Nominet, which manages UK domain name registrations, and other UK government representatives will promote these entries at the next international Internet Governance Forum (IGF) meeting in Hyderabad in December.
Nominet's director of legal and policy, Emily Taylor, said, "The key to successfully advancing a self-regulatory internet industry relies heavily on organisations' abilities to provide flexible, adaptable solutions. At last year's IGF meeting, France and Brazil were extremely impressed with the UK's best practice examples. It is likely that more countries will seek advice on internet protocol and best practice from the UK."
Alun Michael MP, who chaired the judging panel said, "This year's challenge has produced more entries from a wider spectrum of businesses and organisations. We've had a household name like Barclays with a device that has significantly increased online security for its customers, and a group of volunteers from Age Concern in Edinburgh who have delivered training courses in residential homes to help over-50s cross the digital divide. The entries have been inspiring and heartwarming in equal measure."
The category winners are:
- Best development project ACE IT (Age Concern Edinburgh Information Technology). ACE IT provides community-based computer training for over-50s in the Edinburgh area and beyond.
- Best security initiative Barclays - PINsentry authentication device. Barclays issued over one million standalone card readers (called PINsentry) to their customers as part of its two factor authentication drive. Since then it has had no cases of online fraud, and Trojans and phishing attacks against Barclays are decreasing.
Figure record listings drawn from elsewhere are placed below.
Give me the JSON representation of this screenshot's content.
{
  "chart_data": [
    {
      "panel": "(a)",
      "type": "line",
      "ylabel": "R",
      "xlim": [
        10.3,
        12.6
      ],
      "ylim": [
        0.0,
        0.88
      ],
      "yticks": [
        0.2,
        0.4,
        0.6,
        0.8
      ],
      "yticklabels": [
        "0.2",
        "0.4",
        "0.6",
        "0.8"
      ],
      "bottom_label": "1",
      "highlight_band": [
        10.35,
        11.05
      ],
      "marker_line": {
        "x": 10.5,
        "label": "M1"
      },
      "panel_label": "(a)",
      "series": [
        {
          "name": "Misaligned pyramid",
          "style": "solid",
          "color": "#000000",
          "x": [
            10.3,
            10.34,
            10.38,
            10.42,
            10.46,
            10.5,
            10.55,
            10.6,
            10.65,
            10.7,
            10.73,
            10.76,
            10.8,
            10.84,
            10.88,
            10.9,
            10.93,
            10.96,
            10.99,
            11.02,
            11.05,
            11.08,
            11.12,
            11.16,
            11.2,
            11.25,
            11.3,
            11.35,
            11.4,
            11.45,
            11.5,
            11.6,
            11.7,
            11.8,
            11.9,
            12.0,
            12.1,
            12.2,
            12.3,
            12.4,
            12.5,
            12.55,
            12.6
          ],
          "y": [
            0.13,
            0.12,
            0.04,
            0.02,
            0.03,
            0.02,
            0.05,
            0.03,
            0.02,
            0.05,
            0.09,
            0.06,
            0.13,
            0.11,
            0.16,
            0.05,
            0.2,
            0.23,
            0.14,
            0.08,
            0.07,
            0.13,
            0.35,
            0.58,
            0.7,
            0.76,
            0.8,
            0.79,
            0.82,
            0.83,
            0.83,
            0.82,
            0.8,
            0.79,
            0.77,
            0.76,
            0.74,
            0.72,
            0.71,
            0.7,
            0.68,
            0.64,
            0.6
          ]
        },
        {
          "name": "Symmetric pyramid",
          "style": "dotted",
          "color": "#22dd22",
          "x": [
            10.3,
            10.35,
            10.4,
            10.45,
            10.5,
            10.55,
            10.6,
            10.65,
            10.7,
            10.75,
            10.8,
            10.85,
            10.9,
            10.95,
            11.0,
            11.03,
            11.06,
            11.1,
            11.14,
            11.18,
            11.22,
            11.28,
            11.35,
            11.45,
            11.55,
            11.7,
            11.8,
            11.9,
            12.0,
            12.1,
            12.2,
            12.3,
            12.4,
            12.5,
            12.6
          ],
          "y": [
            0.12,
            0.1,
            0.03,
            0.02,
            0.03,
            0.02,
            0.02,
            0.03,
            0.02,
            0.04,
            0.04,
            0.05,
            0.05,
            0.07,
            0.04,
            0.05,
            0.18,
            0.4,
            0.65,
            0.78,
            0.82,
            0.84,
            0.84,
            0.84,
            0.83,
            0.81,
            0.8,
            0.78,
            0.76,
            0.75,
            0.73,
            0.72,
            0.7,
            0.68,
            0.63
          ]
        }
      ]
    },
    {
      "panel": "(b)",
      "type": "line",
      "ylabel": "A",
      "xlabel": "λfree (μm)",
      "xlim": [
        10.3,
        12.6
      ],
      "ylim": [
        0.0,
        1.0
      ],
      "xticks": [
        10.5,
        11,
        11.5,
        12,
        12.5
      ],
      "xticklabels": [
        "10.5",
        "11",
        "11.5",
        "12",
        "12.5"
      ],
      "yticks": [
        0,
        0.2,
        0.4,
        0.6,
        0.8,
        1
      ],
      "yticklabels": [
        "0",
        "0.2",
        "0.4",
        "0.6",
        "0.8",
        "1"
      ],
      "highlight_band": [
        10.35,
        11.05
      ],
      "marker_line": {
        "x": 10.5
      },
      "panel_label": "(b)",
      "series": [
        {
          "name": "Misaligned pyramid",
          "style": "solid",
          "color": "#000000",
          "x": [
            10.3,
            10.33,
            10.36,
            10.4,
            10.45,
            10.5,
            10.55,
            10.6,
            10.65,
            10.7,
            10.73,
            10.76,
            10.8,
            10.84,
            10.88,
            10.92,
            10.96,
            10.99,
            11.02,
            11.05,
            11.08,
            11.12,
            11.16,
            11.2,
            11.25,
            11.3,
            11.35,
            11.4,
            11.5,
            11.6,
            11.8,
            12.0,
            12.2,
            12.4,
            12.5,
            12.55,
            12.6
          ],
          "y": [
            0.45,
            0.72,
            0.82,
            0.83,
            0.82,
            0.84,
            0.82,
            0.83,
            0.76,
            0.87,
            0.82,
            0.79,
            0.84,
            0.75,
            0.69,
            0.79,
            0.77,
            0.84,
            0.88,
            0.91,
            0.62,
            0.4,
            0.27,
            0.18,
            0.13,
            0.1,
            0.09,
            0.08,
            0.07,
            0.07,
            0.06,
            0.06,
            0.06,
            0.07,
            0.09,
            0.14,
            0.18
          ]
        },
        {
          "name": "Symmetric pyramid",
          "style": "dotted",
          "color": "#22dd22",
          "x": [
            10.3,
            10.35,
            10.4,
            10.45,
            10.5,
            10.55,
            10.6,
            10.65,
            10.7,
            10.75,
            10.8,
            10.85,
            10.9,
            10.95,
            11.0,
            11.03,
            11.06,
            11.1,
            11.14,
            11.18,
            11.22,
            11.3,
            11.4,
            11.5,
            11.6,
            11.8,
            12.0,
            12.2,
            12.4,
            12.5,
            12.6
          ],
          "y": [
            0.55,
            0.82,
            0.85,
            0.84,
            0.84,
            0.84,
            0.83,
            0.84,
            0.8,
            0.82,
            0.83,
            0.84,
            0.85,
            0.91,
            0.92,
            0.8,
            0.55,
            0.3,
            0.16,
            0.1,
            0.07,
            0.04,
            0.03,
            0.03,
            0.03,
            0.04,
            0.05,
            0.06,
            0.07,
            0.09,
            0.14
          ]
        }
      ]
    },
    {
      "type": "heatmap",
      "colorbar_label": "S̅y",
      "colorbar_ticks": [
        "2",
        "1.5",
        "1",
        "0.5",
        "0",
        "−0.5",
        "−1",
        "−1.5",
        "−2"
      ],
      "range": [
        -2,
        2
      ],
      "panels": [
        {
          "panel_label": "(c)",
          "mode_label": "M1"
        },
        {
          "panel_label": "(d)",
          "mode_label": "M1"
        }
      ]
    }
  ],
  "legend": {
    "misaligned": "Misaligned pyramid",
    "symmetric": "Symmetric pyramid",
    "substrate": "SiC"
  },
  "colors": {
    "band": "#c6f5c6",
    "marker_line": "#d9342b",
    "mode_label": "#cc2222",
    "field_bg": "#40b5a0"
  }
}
- Raising industry standards Internet Watch Foundation. The Internet Watch Foundation's 'notice and take-down' service for the UK online sector has succeeded in virtually eradicating child sexual abuse content from being hosted in the UK.
- Personal safety online Get Safe Online. Get Safe Online is the UK's national internet security awareness campaign to help consumers and micro-businesses learn how to protect themselves against internet security risks.
- Internet for all Common Knowledge. Common Knowledge is a voluntary Glasgow organisation that tackles the digital divide faced by people with significant cognitive learning difficulties.
- Open internet Youthnet. do-it.org.uk, owned and run by online charity YouthNet, is a volunteering resource that lists more than 850,000 volunteering opportunities with major charities and local voluntary and public sector organisations.
- Internet and culture (special award) British Library. The British Library created two complementary web resources to accompany its 2007 exhibition 'Sacred', focusing on the great texts of Christianity, Islam, and Judaism.
- Runners-up Cambridgeshire's Community Access Points (CAP) Initiative, theBusiness Crime Reduction Centre, SafeBuy, Symantec, the British Computer Association of the Blind (BCAB), andmySociety for its e-petitions.